No digo que cualquier sistema sea completamente inútil para rescatar al hombre de su inclinación al mal pero sí digo que el miedo al castigo sigue siendo útil para todos y nunca podría prescindirse socialmente de él. Y que cualquier propuesta política utópica causa más problemas que los que resuelve porque adolece de un desconocimiento de la naturaleza humana real. Y sí hay una naturaleza humana, por más que se obstinen en proclamar que el hombre no tiene naturaleza, que sólo tiene historia o que es pura libertad. Porque, como decía Santo Tomás de Aquino, “contra facta non valent argumenta” o, en el lenguaje periodístico actual, los hechos son tozudos.
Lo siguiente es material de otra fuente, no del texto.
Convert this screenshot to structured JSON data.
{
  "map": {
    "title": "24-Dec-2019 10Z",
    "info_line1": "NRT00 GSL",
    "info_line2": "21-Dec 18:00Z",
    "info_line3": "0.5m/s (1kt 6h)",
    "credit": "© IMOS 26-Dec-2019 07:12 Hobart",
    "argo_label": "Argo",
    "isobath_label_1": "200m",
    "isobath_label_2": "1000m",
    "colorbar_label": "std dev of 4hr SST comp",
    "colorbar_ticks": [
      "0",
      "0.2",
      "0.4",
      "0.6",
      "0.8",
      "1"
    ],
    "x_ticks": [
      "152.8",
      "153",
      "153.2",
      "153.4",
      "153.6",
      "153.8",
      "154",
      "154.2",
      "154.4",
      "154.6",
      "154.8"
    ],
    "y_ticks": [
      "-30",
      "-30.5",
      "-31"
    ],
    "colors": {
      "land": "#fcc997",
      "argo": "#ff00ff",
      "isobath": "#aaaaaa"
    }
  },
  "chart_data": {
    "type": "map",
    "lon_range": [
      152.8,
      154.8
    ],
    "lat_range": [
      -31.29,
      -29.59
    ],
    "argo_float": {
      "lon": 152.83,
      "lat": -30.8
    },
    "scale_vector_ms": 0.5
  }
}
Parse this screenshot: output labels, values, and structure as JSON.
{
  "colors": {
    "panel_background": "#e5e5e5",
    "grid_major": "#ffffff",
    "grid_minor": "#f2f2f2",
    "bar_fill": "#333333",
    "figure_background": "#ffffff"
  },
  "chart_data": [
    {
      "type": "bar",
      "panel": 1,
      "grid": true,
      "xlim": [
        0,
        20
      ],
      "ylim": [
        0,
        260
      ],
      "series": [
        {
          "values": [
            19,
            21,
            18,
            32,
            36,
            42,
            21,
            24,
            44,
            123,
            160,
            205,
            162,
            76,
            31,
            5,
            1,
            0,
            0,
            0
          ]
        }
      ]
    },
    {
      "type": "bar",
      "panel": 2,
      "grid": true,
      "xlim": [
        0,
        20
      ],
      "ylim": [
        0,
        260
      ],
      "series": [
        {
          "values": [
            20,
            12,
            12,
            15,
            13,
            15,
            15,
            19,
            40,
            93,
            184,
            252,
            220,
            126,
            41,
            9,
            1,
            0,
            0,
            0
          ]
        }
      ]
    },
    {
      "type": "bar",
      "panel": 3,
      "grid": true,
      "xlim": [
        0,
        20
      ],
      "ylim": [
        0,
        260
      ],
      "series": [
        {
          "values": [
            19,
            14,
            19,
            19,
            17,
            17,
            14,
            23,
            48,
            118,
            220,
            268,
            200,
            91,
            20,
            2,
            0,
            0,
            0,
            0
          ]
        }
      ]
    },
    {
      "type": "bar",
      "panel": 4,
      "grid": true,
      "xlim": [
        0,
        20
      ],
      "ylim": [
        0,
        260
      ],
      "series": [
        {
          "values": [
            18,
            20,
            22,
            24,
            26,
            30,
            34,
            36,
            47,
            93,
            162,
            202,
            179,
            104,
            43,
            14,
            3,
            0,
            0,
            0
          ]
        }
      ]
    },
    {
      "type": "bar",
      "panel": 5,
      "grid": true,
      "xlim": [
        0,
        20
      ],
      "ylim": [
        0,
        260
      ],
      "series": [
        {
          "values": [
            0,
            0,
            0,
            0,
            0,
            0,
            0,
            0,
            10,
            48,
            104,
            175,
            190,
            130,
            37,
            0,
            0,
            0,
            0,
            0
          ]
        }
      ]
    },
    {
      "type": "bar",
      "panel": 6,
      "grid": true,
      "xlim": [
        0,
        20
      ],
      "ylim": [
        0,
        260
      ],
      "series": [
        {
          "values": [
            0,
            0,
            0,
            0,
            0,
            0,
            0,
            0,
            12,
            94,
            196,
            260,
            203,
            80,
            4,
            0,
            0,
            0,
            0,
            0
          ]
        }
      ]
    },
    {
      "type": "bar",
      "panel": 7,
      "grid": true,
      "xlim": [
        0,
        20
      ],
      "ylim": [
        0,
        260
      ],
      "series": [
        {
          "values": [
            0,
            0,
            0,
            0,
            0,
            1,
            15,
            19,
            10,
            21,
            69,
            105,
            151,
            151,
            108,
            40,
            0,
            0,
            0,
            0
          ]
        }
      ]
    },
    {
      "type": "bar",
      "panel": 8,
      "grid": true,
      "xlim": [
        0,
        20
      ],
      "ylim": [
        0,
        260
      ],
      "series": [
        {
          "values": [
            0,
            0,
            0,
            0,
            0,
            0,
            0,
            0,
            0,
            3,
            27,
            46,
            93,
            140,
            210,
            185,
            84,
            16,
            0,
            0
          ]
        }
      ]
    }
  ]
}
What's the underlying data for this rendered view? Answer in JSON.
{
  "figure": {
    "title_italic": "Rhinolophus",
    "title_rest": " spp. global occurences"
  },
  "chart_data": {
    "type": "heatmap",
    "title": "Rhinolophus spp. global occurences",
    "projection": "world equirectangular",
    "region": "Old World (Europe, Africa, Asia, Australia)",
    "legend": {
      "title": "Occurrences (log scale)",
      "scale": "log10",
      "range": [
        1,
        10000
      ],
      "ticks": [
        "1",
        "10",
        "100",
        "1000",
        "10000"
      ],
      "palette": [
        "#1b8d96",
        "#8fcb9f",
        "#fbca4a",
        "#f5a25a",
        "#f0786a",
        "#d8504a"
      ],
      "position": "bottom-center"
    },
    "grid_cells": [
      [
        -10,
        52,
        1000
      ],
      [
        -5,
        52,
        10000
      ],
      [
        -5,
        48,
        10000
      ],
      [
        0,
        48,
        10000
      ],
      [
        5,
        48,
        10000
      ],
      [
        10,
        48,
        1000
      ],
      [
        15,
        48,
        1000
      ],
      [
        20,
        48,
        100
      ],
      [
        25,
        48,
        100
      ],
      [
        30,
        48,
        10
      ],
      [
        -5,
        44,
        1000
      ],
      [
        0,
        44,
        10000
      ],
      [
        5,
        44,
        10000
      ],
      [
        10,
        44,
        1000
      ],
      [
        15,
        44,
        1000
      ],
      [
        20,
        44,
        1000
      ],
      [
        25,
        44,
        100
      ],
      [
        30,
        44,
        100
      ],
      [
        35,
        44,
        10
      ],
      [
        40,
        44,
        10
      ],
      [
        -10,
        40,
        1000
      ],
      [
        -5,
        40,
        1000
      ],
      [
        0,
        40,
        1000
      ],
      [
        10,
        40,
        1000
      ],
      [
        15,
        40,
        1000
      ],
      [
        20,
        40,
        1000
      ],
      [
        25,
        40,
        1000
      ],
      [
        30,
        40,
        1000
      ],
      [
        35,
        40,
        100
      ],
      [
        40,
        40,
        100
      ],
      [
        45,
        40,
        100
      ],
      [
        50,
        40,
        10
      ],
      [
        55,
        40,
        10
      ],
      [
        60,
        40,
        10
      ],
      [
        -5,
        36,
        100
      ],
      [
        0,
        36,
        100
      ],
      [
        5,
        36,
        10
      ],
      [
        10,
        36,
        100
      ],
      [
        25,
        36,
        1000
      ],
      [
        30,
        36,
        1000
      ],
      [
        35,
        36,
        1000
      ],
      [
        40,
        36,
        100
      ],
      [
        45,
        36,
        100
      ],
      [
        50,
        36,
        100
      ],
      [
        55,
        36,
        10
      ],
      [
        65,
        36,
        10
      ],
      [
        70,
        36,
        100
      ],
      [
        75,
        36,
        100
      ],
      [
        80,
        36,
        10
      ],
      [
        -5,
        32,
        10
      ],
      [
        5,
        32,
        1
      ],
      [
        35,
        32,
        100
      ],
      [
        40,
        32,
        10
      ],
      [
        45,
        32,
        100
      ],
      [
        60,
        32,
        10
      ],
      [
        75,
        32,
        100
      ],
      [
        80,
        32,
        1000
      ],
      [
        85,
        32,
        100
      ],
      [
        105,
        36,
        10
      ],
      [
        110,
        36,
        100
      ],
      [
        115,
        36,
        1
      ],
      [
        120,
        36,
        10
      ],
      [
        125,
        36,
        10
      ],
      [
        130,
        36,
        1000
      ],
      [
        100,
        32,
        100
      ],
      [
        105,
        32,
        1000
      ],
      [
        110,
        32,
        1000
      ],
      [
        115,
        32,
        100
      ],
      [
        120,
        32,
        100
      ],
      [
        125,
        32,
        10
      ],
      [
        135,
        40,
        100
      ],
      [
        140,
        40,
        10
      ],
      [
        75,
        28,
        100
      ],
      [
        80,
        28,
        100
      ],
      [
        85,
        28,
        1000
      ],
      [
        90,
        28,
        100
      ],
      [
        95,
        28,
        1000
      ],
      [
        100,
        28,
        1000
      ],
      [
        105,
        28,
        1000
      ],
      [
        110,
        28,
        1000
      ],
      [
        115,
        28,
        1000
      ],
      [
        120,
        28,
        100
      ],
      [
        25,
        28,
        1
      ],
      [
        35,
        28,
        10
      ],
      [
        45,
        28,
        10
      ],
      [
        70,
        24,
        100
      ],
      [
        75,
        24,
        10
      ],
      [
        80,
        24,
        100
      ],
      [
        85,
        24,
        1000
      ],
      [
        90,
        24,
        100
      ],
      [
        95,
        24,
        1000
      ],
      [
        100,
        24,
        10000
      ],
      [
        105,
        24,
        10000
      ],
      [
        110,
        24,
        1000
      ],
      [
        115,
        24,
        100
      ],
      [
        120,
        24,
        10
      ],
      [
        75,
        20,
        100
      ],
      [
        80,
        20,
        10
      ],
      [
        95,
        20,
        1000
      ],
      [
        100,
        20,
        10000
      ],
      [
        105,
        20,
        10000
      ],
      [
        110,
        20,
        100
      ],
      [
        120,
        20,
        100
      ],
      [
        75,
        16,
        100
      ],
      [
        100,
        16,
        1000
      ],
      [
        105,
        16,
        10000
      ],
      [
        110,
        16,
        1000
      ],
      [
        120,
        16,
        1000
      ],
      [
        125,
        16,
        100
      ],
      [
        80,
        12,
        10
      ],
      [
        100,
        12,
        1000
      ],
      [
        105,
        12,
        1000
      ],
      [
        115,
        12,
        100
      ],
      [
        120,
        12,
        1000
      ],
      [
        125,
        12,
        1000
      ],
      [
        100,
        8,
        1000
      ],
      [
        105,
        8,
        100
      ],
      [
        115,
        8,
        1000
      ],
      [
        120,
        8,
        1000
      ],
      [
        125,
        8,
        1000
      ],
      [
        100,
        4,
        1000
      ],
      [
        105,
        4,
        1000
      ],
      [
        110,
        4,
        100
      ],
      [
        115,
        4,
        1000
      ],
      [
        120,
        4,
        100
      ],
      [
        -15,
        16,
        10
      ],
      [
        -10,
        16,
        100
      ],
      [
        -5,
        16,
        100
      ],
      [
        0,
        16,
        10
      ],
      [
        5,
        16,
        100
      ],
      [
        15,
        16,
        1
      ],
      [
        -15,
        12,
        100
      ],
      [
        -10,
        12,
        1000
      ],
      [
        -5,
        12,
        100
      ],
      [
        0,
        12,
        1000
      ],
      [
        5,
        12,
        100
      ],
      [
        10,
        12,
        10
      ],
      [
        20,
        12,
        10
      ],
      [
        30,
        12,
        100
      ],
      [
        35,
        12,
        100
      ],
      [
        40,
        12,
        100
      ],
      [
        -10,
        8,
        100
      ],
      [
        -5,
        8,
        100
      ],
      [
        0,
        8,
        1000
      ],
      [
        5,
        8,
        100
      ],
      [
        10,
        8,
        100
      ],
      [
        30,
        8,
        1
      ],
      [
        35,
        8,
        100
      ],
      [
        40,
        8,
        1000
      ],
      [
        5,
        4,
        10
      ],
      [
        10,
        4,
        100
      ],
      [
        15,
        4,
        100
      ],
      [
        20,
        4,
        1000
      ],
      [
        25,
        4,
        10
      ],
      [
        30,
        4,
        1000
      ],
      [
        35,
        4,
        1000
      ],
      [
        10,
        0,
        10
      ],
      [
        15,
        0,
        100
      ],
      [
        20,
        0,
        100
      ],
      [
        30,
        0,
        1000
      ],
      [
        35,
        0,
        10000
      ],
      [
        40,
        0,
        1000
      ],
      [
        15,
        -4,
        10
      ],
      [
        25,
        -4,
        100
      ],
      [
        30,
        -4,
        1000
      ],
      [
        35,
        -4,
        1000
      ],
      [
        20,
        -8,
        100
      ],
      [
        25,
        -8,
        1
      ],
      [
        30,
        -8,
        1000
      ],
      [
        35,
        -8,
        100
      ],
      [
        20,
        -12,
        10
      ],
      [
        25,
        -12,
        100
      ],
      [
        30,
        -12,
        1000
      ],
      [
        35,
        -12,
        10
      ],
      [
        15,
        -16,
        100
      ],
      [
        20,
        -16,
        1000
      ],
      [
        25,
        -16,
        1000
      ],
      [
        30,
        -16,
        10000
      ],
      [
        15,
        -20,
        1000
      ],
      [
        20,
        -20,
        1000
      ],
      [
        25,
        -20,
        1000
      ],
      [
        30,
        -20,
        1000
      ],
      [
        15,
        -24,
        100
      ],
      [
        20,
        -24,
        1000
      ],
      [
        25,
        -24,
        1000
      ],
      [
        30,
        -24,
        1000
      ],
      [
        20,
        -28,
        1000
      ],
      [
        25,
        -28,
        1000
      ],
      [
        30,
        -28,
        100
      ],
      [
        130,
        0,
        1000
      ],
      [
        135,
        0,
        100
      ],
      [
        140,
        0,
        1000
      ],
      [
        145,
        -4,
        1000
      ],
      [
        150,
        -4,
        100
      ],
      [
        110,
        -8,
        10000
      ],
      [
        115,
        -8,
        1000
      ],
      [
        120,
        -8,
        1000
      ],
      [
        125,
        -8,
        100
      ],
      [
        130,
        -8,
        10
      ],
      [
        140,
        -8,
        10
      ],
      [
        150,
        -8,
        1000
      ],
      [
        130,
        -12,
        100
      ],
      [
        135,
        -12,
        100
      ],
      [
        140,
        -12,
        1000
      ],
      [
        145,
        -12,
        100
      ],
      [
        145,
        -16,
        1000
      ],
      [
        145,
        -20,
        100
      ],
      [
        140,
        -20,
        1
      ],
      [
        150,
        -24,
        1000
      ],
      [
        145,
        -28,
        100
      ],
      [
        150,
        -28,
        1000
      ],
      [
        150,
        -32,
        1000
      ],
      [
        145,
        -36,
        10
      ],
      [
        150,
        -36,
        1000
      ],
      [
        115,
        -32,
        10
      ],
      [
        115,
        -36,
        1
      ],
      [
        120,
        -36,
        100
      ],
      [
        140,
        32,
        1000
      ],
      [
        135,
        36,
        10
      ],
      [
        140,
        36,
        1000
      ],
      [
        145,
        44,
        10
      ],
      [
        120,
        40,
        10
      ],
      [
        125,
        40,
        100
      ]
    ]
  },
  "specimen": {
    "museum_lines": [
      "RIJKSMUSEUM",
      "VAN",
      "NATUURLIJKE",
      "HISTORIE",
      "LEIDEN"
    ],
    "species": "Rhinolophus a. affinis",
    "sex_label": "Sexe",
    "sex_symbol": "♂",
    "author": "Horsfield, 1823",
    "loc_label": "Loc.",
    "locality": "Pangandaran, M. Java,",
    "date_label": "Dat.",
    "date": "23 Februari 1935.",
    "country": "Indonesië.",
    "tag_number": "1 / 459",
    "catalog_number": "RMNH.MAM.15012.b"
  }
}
Comentario de Juan Ángel en Facebook: "La verdad es que el tipo de sociedad que hemos creado necesita de un sistema mixto porque en nuestras naciones (occidente) la mitad de la gente vive del estado y es muy poco productiva..."
ResponderEliminarEfectivamente, Juan Ángel. Esa es una limitación grave del estado del bienestar que se busca. Se ha de ayudar pero de un modo tal que nunca se desincentive la búsqueda y el trabajo de uno mismo. Es la aplicación del principio de subsidiaridad. Todos hemos de contribuir al bien común, cada uno con sus propias capacidades. Ayudar a las personas a que se desarrollen por sí mismas. No convertirlas en seres pasivos, en consecuencia fácilmente manejables.